Defense attorney Dick Harpootlian said this evidence was only requested to be allowed by the prosecution to paint Alex in a bad light.

"There's not one shred of evidence there were any problems between any of them. There's texts, pictures, people that were with them the previous weekend at a ball game, video from that day with Paul and he having a good time, Harpootlian said. "There is no dispute anywhere that they were the perfect family in terms of their relationships - no divorce, no separations, no left him, no nothing, so this is a fabrication and they want to use what Mr. Griffin described as bad character evidence." 

Another topic discussed in the courtroom was the gun evidence.
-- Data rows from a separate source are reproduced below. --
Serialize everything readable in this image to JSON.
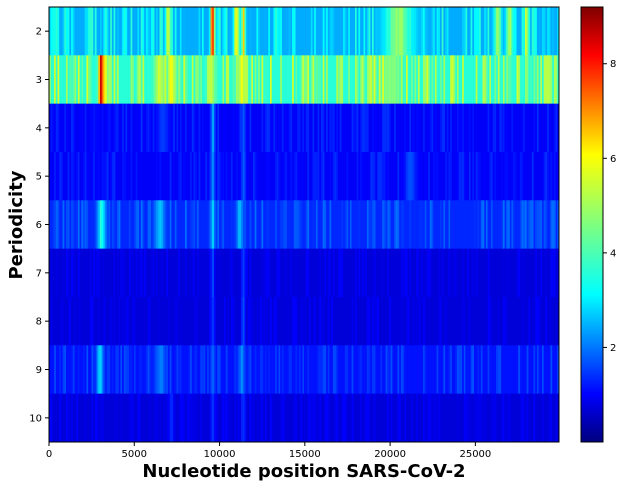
{
  "chart_data": {
    "type": "heatmap",
    "title": "",
    "xlabel": "Nucleotide position SARS-CoV-2",
    "ylabel": "Periodicity",
    "xlim": [
      0,
      29903
    ],
    "x_ticks": [
      0,
      5000,
      10000,
      15000,
      20000,
      25000
    ],
    "x_tick_labels": [
      "0",
      "5000",
      "10000",
      "15000",
      "20000",
      "25000"
    ],
    "rows": [
      {
        "periodicity": 2,
        "label": "2",
        "baseline": 2.7,
        "hotspots": [
          [
            7000,
            6.0,
            150
          ],
          [
            9600,
            8.9,
            120
          ],
          [
            11000,
            6.4,
            150
          ],
          [
            11400,
            6.0,
            120
          ],
          [
            20500,
            4.8,
            800
          ],
          [
            26300,
            5.2,
            200
          ],
          [
            27000,
            5.0,
            200
          ],
          [
            28000,
            5.4,
            150
          ]
        ]
      },
      {
        "periodicity": 3,
        "label": "3",
        "baseline": 3.8,
        "hotspots": [
          [
            3050,
            9.0,
            130
          ],
          [
            3250,
            6.0,
            200
          ],
          [
            6500,
            5.4,
            300
          ],
          [
            7200,
            5.8,
            250
          ],
          [
            9500,
            5.4,
            200
          ],
          [
            11300,
            5.5,
            300
          ],
          [
            20000,
            4.8,
            600
          ]
        ]
      },
      {
        "periodicity": 4,
        "label": "4",
        "baseline": 1.1,
        "hotspots": [
          [
            9600,
            2.9,
            120
          ],
          [
            11400,
            2.2,
            120
          ],
          [
            6700,
            1.8,
            300
          ]
        ]
      },
      {
        "periodicity": 5,
        "label": "5",
        "baseline": 1.1,
        "hotspots": [
          [
            9600,
            2.8,
            120
          ],
          [
            11400,
            2.2,
            120
          ],
          [
            21200,
            2.0,
            300
          ]
        ]
      },
      {
        "periodicity": 6,
        "label": "6",
        "baseline": 1.5,
        "hotspots": [
          [
            3100,
            3.8,
            250
          ],
          [
            6500,
            3.0,
            300
          ],
          [
            9600,
            3.4,
            120
          ],
          [
            11200,
            2.9,
            200
          ]
        ]
      },
      {
        "periodicity": 7,
        "label": "7",
        "baseline": 0.8,
        "hotspots": [
          [
            9600,
            1.8,
            120
          ],
          [
            11400,
            1.8,
            120
          ]
        ]
      },
      {
        "periodicity": 8,
        "label": "8",
        "baseline": 0.8,
        "hotspots": [
          [
            9600,
            1.9,
            120
          ],
          [
            11400,
            1.9,
            120
          ]
        ]
      },
      {
        "periodicity": 9,
        "label": "9",
        "baseline": 1.3,
        "hotspots": [
          [
            3000,
            3.3,
            200
          ],
          [
            6500,
            2.4,
            300
          ],
          [
            9600,
            2.3,
            120
          ],
          [
            11300,
            2.4,
            200
          ]
        ]
      },
      {
        "periodicity": 10,
        "label": "10",
        "baseline": 0.8,
        "hotspots": [
          [
            7200,
            1.7,
            120
          ],
          [
            9600,
            1.8,
            120
          ],
          [
            11400,
            1.8,
            120
          ]
        ]
      }
    ],
    "columns": 300,
    "colorbar": {
      "colormap": "jet",
      "vmin": 0.0,
      "vmax": 9.2,
      "ticks": [
        2,
        4,
        6,
        8
      ],
      "tick_labels": [
        "2",
        "4",
        "6",
        "8"
      ]
    },
    "grid": false,
    "legend": "none"
  }
}
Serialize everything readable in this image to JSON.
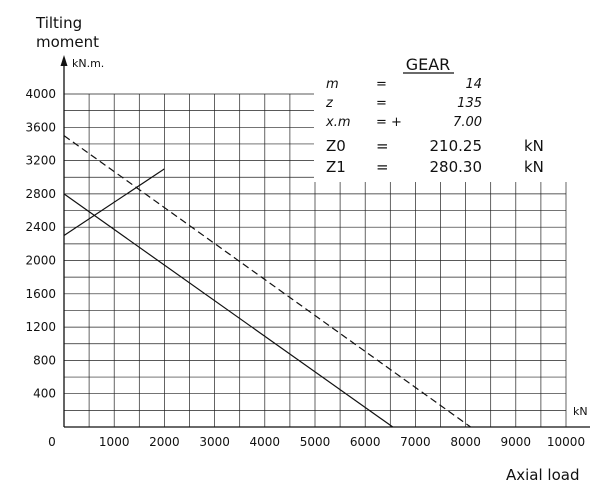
{
  "chart_data": {
    "type": "line",
    "ylabel": [
      "Tilting",
      "moment"
    ],
    "yunit": "kN.m.",
    "xlabel": "Axial load",
    "xunit": "kN",
    "x_ticks": [
      "0",
      "1000",
      "2000",
      "3000",
      "4000",
      "5000",
      "6000",
      "7000",
      "8000",
      "9000",
      "10000"
    ],
    "y_ticks": [
      "400",
      "800",
      "1200",
      "1600",
      "2000",
      "2400",
      "2800",
      "3200",
      "3600",
      "4000"
    ],
    "xlim": [
      0,
      10000
    ],
    "ylim": [
      0,
      4000
    ],
    "grid": true,
    "series": [
      {
        "style": "solid",
        "x": [
          0,
          6550
        ],
        "y": [
          2800,
          0
        ]
      },
      {
        "style": "dashed",
        "x": [
          0,
          8100
        ],
        "y": [
          3500,
          0
        ]
      },
      {
        "style": "solid",
        "x": [
          0,
          2000
        ],
        "y": [
          2300,
          3100
        ]
      }
    ],
    "info_table": {
      "title": "GEAR",
      "rows": [
        {
          "label": "m",
          "sign": "=",
          "value": "14",
          "unit": ""
        },
        {
          "label": "z",
          "sign": "=",
          "value": "135",
          "unit": ""
        },
        {
          "label": "x.m",
          "sign": "= +",
          "value": "7.00",
          "unit": ""
        },
        {
          "label": "Z0",
          "sign": "=",
          "value": "210.25",
          "unit": "kN"
        },
        {
          "label": "Z1",
          "sign": "=",
          "value": "280.30",
          "unit": "kN"
        }
      ]
    }
  }
}
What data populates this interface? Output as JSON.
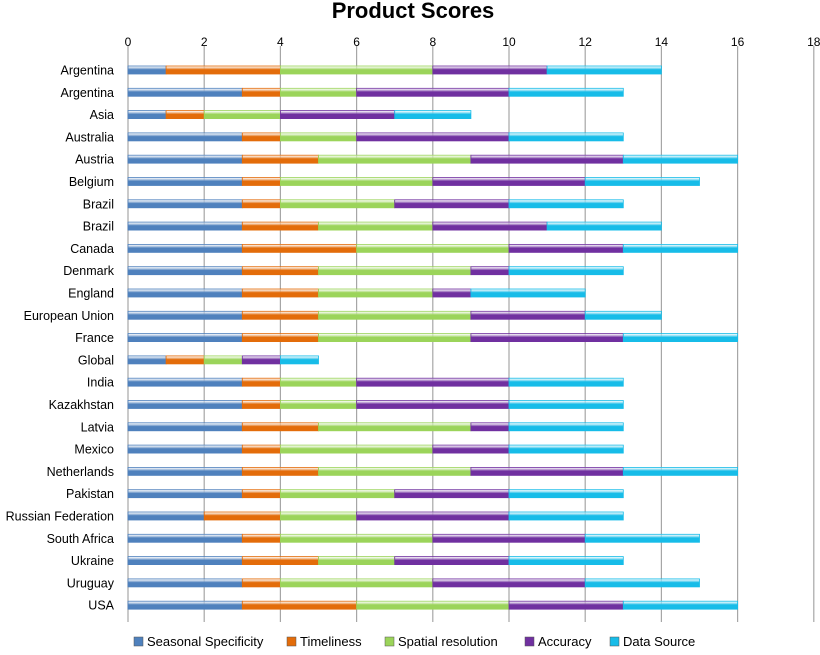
{
  "chart_data": {
    "type": "bar",
    "orientation": "horizontal",
    "stacked": true,
    "title": "Product Scores",
    "xlabel": "",
    "ylabel": "",
    "xlim": [
      0,
      18
    ],
    "xticks": [
      0,
      2,
      4,
      6,
      8,
      10,
      12,
      14,
      16,
      18
    ],
    "grid": true,
    "legend_position": "bottom",
    "categories": [
      "Argentina",
      "Argentina",
      "Asia",
      "Australia",
      "Austria",
      "Belgium",
      "Brazil",
      "Brazil",
      "Canada",
      "Denmark",
      "England",
      "European Union",
      "France",
      "Global",
      "India",
      "Kazakhstan",
      "Latvia",
      "Mexico",
      "Netherlands",
      "Pakistan",
      "Russian Federation",
      "South Africa",
      "Ukraine",
      "Uruguay",
      "USA"
    ],
    "series": [
      {
        "name": "Seasonal Specificity",
        "color": "#4F81BD",
        "values": [
          1,
          3,
          1,
          3,
          3,
          3,
          3,
          3,
          3,
          3,
          3,
          3,
          3,
          1,
          3,
          3,
          3,
          3,
          3,
          3,
          2,
          3,
          3,
          3,
          3
        ]
      },
      {
        "name": "Timeliness",
        "color": "#E36C0A",
        "values": [
          3,
          1,
          1,
          1,
          2,
          1,
          1,
          2,
          3,
          2,
          2,
          2,
          2,
          1,
          1,
          1,
          2,
          1,
          2,
          1,
          2,
          1,
          2,
          1,
          3
        ]
      },
      {
        "name": "Spatial resolution",
        "color": "#9BD45A",
        "values": [
          4,
          2,
          2,
          2,
          4,
          4,
          3,
          3,
          4,
          4,
          3,
          4,
          4,
          1,
          2,
          2,
          4,
          4,
          4,
          3,
          2,
          4,
          2,
          4,
          4
        ]
      },
      {
        "name": "Accuracy",
        "color": "#7030A0",
        "values": [
          3,
          4,
          3,
          4,
          4,
          4,
          3,
          3,
          3,
          1,
          1,
          3,
          4,
          1,
          4,
          4,
          1,
          2,
          4,
          3,
          4,
          4,
          3,
          4,
          3
        ]
      },
      {
        "name": "Data Source",
        "color": "#17BCE8",
        "values": [
          3,
          3,
          2,
          3,
          3,
          3,
          3,
          3,
          3,
          3,
          3,
          2,
          3,
          1,
          3,
          3,
          3,
          3,
          3,
          3,
          3,
          3,
          3,
          3,
          3
        ]
      }
    ]
  }
}
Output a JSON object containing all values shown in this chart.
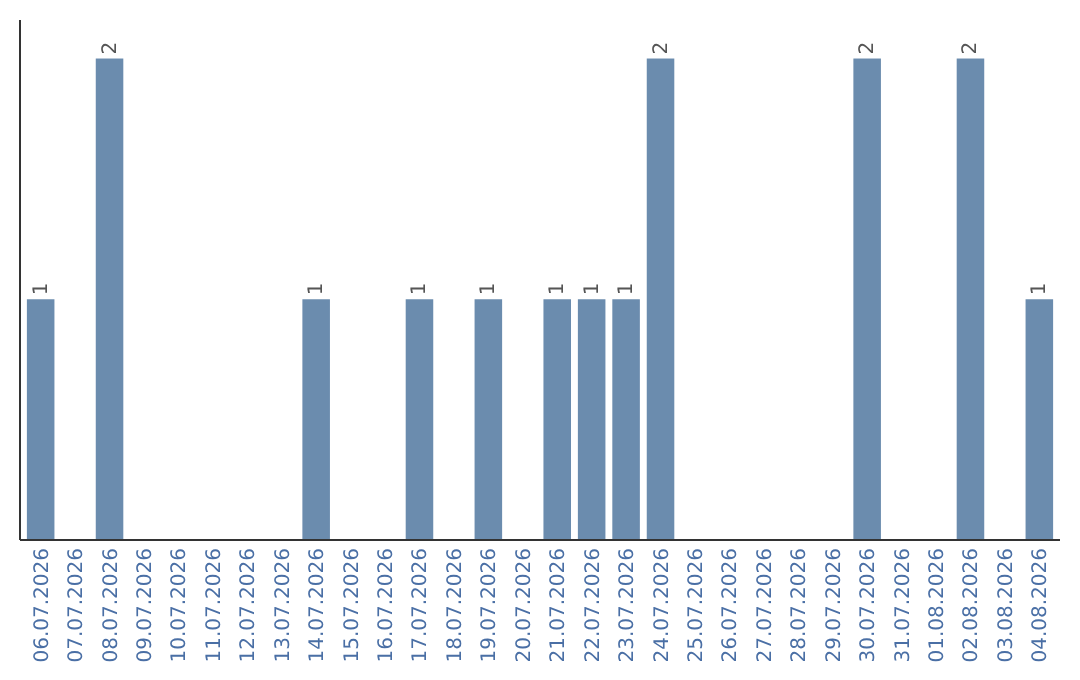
{
  "chart_data": {
    "type": "bar",
    "categories": [
      "06.07.2026",
      "07.07.2026",
      "08.07.2026",
      "09.07.2026",
      "10.07.2026",
      "11.07.2026",
      "12.07.2026",
      "13.07.2026",
      "14.07.2026",
      "15.07.2026",
      "16.07.2026",
      "17.07.2026",
      "18.07.2026",
      "19.07.2026",
      "20.07.2026",
      "21.07.2026",
      "22.07.2026",
      "23.07.2026",
      "24.07.2026",
      "25.07.2026",
      "26.07.2026",
      "27.07.2026",
      "28.07.2026",
      "29.07.2026",
      "30.07.2026",
      "31.07.2026",
      "01.08.2026",
      "02.08.2026",
      "03.08.2026",
      "04.08.2026"
    ],
    "values": [
      1,
      0,
      2,
      0,
      0,
      0,
      0,
      0,
      1,
      0,
      0,
      1,
      0,
      1,
      0,
      1,
      1,
      1,
      2,
      0,
      0,
      0,
      0,
      0,
      2,
      0,
      0,
      2,
      0,
      1
    ],
    "value_labels": [
      "1",
      null,
      "2",
      null,
      null,
      null,
      null,
      null,
      "1",
      null,
      null,
      "1",
      null,
      "1",
      null,
      "1",
      "1",
      "1",
      "2",
      null,
      null,
      null,
      null,
      null,
      "2",
      null,
      null,
      "2",
      null,
      "1"
    ],
    "color": "#6b8cae"
  }
}
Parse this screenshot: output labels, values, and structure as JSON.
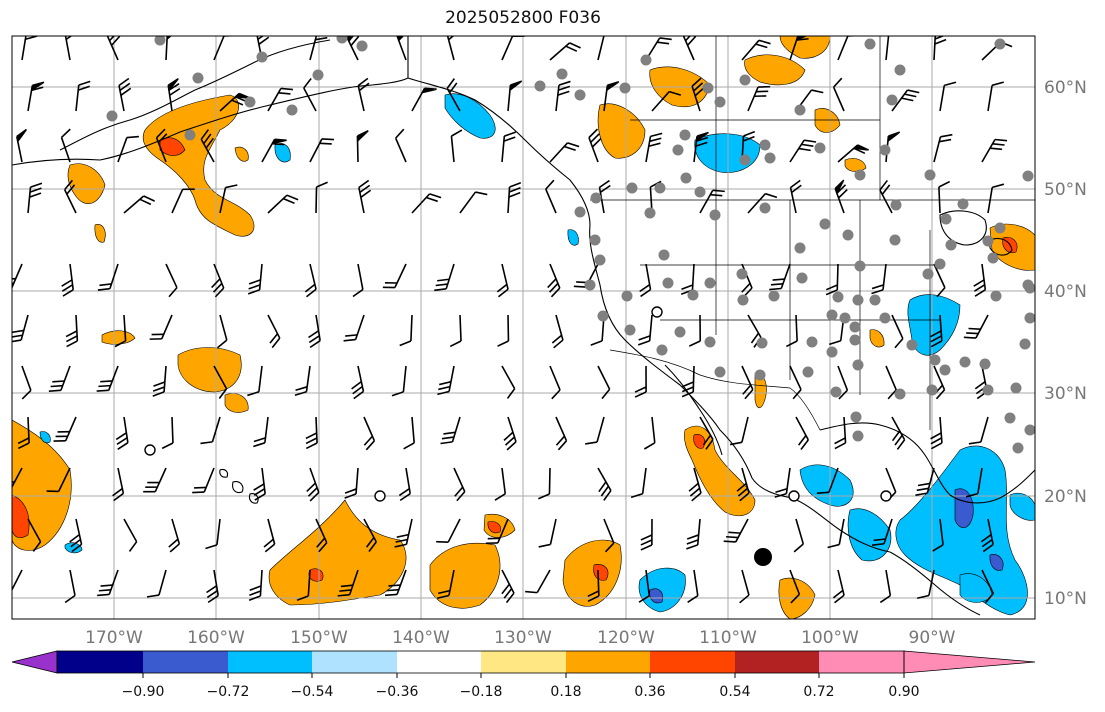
{
  "title": "2025052800 F036",
  "map": {
    "lon_range": [
      -180,
      -80
    ],
    "lat_range": [
      8,
      65
    ],
    "gridlines": true,
    "gridline_color": "#aaaaaa",
    "lon_ticks": [
      "170°W",
      "160°W",
      "150°W",
      "140°W",
      "130°W",
      "120°W",
      "110°W",
      "100°W",
      "90°W"
    ],
    "lat_ticks": [
      "60°N",
      "50°N",
      "40°N",
      "30°N",
      "20°N",
      "10°N"
    ],
    "station_marker_color": "#808080",
    "barb_color": "#000000",
    "coastline_color": "#000000"
  },
  "colorbar": {
    "labels": [
      "−0.90",
      "−0.72",
      "−0.54",
      "−0.36",
      "−0.18",
      "0.18",
      "0.36",
      "0.54",
      "0.72",
      "0.90"
    ],
    "colors": [
      "#9932cc",
      "#00008b",
      "#3a5bd0",
      "#00bfff",
      "#aee2ff",
      "#ffffff",
      "#ffe884",
      "#ffa500",
      "#ff4500",
      "#b22222",
      "#ff8cb4"
    ]
  }
}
Creighton Waters and the prosecution team put Paul Greer, a SLED employee who conducted gun tests in the case, on the stand for questioning and cross examination on his qualifications to provide gun evidence testimony at the trial.

"Our casework at SLED is 100% microverified, and that means that another qualified examiner will look at the evidence, arrive at their conclusions and agree or disagree with me," Greer said.

The judge denied a request by Murdaugh's lawyers to prevent Greer from testifying that rifle cartridges found near his wife's body have marks indicating they may have been fired from the same gun that fired other cartridges found at a shooting range on the property. Prosecutors said a similar model gun remains missing from the Murdaugh home.

The defense said recent scientific advances show ballistics experts can't say with 100% certainty that there are unique markings linking a gun to a cartridge. Prosecutors said this kind of evidence is allowed in courtrooms all the time. 

Greer explained there are matching mechanism marks on gun cartridge cases at the scene of this crime that indicate at some point they had been in the same chamber and gun. Defense attorneys though representing Alex Murdaugh challenged those conclusions.

The selection of 18 jurors and alternates from the prequalified pool will begin when court resumes Wednesday at 11 a.m.